Combating fatalism in the black community

From the Christian Science Monitor: Combating fatalism in the black community

In some ways, these cycles of violence that cloud so many of our communities have become ordinary details of daily life. But that hasn't stopped it from affecting our collective mental health, the black male psyche especially. Suicides are on the rise among young black men.

Ending their own lives seems to have become a common solution for young black men wandering through the maze of thug life, alcoholism, and drug addiction. According to a report from the US Surgeon General's office, suicide is the third leading cause of death for African-American males between the ages of 15 and 24. These and other pathologies seem to be consuming the friends and relatives with whom I grew up.
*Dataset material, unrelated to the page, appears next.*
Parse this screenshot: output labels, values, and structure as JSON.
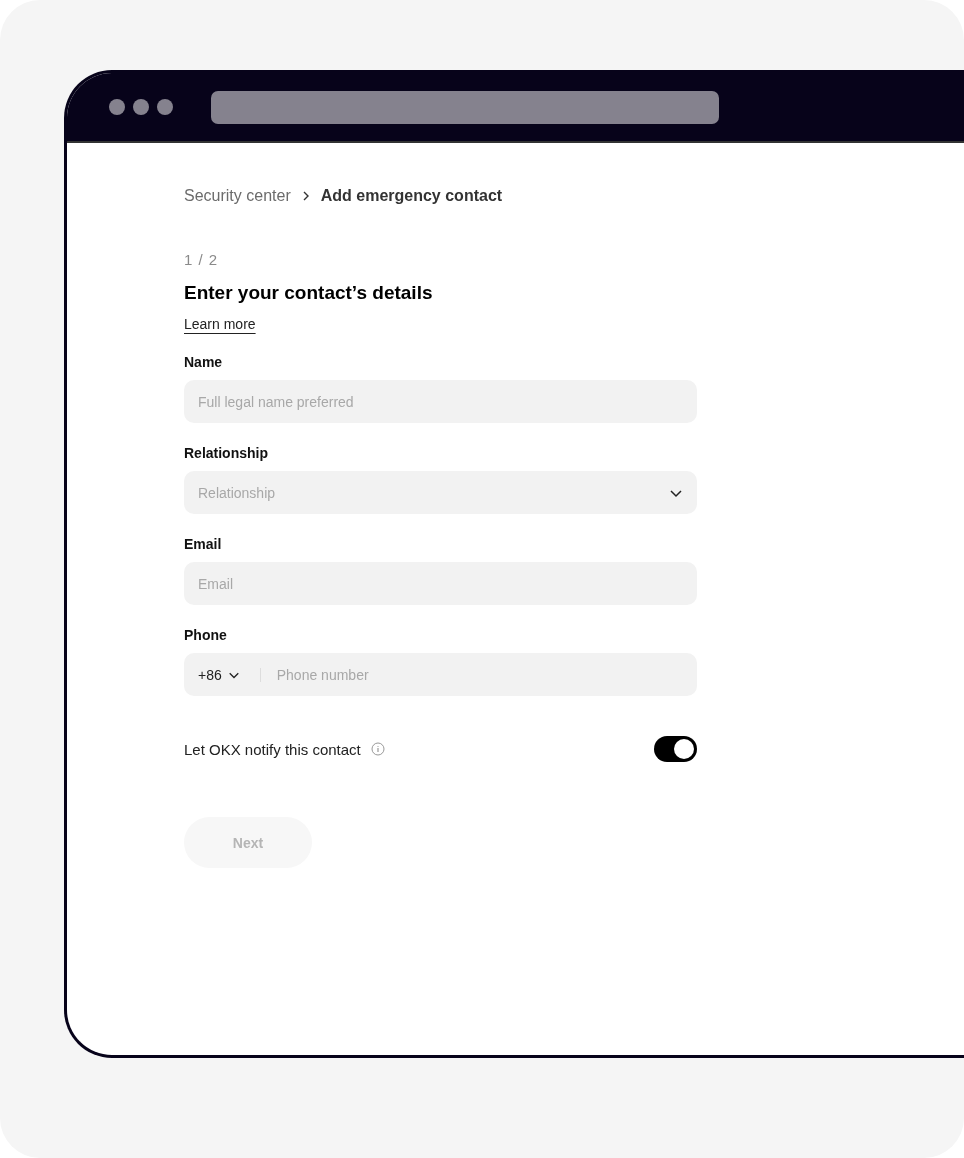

While I don't personally know anyone who has committed suicide by putting a gun to his head, I bear witness to a slower form of it each time that I am home.

…..

Man, my life is over," one friend told me recently, believing that his conviction on drug charges eliminates college as a future option.

Like other friends, he, too, was filled with questions and was short on answers.

While we may all be searching for a way out of this mess, what is becoming apparent is that the answer does not lie with the use of drugs, alcohol, or guns; that the answer is not to bury our heads in the sand or to keep treating the issue of mental health in the black community as taboo; that part of the answer, at least for me, is gravitating toward life, toward hope, toward education.

"Man, I'm looking for a job," my friend told me during my recent visit home when his nephew had shown me his home-monitoring anklet. "But ain't nobody trying to hire me."